First, they constantly attacked the jury system, saying it was open to corruption, on one hand, and that citizens were unwilling to serve, on the other. Then, finally, they starved the “corrupt jury child”, while arranging its burial.
The remuneration, conditions of service, and reluctance to open up the sources from which jurors may be selected have cumulatively contributed to an inefficient jury system. The availability of jurors has never been the problem rather, it has always been the deliberate reluctance to modernise and have the system work efficiently. This is a mere dream on my part, as deep down I know that the powers-that be see the jury system not as a poor cousin, but rather the outcast child of the justice system.
In addition, speaking of shortage, it would be interesting to see what else we could throw out on the basis that we have a serious shortage. First, we have been operating a Court of Appeal with two divisions comprised of six judges, since Independence! We have a serious shortage of judges at every level, we have too few courtrooms, experienced prosecutors can be counted on one hand, too few shorthand writers, with appellants languishing in prison up to 10 years awaiting transcripts, and too many other shortages in the justice system for me to enumerate in this short space. So, well-thinking Jamaicans, is the solution to any of these shortages that we simply get rid of what is insufficient, or should they be retained and improved on?

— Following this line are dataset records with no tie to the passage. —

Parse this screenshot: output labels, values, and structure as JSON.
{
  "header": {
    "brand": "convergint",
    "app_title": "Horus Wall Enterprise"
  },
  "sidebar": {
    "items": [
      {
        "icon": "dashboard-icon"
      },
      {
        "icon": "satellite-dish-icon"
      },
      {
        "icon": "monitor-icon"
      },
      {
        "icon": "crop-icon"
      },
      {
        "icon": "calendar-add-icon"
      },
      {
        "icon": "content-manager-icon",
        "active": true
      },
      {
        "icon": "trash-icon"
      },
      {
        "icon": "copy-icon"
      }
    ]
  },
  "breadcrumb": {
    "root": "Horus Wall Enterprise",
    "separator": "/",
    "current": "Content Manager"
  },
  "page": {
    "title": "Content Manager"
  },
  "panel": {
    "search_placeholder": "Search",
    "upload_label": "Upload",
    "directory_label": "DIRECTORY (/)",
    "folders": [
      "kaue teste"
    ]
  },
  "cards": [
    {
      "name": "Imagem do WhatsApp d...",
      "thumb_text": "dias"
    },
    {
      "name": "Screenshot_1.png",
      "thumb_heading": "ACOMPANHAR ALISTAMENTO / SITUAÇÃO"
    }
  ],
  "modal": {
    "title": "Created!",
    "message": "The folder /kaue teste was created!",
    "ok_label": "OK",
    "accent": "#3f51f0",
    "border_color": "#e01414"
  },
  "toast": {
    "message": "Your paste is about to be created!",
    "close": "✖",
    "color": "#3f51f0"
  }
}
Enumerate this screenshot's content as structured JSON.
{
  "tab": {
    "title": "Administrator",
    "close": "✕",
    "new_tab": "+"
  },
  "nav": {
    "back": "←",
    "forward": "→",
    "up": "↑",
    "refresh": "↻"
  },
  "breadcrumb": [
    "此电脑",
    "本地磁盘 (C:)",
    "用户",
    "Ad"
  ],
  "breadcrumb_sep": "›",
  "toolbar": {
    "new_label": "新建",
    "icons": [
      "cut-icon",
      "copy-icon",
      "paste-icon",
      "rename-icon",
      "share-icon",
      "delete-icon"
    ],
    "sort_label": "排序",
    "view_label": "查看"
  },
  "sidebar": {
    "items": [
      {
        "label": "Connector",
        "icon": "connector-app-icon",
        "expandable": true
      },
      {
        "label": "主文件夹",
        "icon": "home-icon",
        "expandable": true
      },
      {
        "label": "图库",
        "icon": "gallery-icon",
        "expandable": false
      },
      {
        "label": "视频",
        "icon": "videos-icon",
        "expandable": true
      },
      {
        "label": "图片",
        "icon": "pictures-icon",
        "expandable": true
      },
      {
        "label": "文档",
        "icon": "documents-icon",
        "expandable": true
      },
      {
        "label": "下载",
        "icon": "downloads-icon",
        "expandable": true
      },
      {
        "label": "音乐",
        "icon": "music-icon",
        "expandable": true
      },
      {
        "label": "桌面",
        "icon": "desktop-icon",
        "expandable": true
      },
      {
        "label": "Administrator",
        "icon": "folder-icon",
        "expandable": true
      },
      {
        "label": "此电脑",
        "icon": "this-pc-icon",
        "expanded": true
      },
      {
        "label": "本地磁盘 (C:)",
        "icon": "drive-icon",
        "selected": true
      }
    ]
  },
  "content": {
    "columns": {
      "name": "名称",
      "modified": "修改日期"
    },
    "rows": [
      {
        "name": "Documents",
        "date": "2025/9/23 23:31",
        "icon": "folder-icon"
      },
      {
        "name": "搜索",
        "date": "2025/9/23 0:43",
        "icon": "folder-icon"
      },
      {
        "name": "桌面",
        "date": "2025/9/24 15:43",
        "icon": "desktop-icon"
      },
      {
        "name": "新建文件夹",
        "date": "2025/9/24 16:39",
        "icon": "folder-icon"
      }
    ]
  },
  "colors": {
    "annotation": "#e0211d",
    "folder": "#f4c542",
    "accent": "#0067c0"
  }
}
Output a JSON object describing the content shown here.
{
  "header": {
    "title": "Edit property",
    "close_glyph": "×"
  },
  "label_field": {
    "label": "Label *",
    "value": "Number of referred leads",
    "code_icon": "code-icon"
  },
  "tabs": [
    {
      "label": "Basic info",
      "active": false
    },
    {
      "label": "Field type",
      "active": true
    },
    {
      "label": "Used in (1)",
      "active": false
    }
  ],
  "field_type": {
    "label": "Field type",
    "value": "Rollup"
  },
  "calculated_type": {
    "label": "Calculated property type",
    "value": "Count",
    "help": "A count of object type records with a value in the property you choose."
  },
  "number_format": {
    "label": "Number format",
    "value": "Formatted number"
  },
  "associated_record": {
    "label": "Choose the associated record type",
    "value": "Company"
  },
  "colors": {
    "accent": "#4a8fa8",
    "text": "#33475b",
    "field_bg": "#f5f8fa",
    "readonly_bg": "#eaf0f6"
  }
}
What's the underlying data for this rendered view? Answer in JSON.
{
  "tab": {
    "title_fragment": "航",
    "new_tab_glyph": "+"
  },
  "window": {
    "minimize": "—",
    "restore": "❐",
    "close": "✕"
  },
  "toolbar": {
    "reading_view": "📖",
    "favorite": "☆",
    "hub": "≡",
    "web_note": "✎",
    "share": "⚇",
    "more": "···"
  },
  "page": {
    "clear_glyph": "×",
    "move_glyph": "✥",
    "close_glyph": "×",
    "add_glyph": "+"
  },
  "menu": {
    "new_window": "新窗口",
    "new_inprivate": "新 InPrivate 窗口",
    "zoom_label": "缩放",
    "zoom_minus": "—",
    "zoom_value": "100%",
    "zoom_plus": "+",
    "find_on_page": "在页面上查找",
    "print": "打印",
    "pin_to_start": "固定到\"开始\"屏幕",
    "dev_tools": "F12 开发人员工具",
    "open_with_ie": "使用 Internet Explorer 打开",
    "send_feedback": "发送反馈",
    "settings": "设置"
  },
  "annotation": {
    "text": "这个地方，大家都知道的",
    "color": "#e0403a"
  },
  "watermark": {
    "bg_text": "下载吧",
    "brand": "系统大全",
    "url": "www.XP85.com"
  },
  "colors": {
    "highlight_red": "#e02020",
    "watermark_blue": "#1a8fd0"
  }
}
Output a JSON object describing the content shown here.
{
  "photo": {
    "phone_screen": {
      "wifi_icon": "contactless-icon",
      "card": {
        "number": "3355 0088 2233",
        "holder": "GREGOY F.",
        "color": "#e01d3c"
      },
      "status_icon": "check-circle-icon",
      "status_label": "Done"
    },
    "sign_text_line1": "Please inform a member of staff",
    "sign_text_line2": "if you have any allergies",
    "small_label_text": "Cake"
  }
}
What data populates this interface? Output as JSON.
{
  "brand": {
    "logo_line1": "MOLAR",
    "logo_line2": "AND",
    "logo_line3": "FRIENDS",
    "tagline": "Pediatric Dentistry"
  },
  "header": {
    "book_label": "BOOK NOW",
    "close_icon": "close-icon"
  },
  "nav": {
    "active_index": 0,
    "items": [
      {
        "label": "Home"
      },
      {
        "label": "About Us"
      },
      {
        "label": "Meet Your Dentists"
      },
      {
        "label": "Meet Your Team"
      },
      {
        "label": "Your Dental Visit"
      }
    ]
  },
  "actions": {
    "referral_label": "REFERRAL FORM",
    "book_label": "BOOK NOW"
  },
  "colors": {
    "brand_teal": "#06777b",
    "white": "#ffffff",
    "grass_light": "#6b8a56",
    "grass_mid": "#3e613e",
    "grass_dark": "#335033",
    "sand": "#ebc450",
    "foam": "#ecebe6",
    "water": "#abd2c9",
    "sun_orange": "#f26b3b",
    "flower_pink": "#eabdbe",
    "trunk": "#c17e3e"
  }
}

The starting point in seeking to address this issue is an examination of the jury system itself. The idea that a man’s fate should not be left in a single pair of hands, when the consequences are serious, has been law for centuries. The King’s Court was presided over by the King, who was judge, juror, and executioner. As democracies replaced authoritarian governments the jury system replaced the subject being tried by one man.
Paul Bogle and William Gordon were denied trial by their peers, but endured court-martial, presided over by Governor Eyre’s hand-picked, white army officers. The sad irony is the abolition of the jury system in Jamaica is being ushered through the very George William Gordon House, named after a Member of the Assembly (Parliament) who was himself the victim of a non-jury trial! Sam Sharpe was tried by a jury on which not one of his enslaved peers could sit, and which determined his grave fate.
Adherents to trial without a jury started their march towards removing jury trials from nearly 80 per cent of murder trials some 10 years ago. They removed the need for unanimity among 12 jurors, first, and thereafter, with the acceptance of majority verdicts, they moved the numbers to seven jurors, with the possibility that five jurors can now do that which required 12 in the past. Justice is being effectively and gradually reduced until it will vanish, in my humble opinion.
How can you assign two police officers with broken-down vehicles to serve between 100 and 600 summonses for jurors to attend trials, and then turn around to argue that we do not have sufficient numbers? How can you starve the horse and then complain that you could not make the journey?
Trial by jury is an extension of the democratic process, whereby we choose who governs by the vote; the will of the people determines who governs the people. Our trust in an electorate is on par with the trust we repose in our jurors to sit as judges of the facts and return a verdict in accordance with the evidence.
A criminal case is one of competing life stories. The prosecution’s version, on one hand, and that of the defence, on the other. The cardinal rule guiding the process is the presuming of innocence of a defendant. In determining which of the two stories to accept, the quality of that decision is, without a doubt, improved where a group of individuals, with varying life experiences, discuss and exchange as it relates to the issues before them.
The late Justice Wright, a respected and experienced appellate judge, said that the collective wisdom of 12 jurors was superior to that of a single judge. I stand guided by this principle and invite our Parliament to do likewise.
Bert S. Samuels is an attorney-at-law.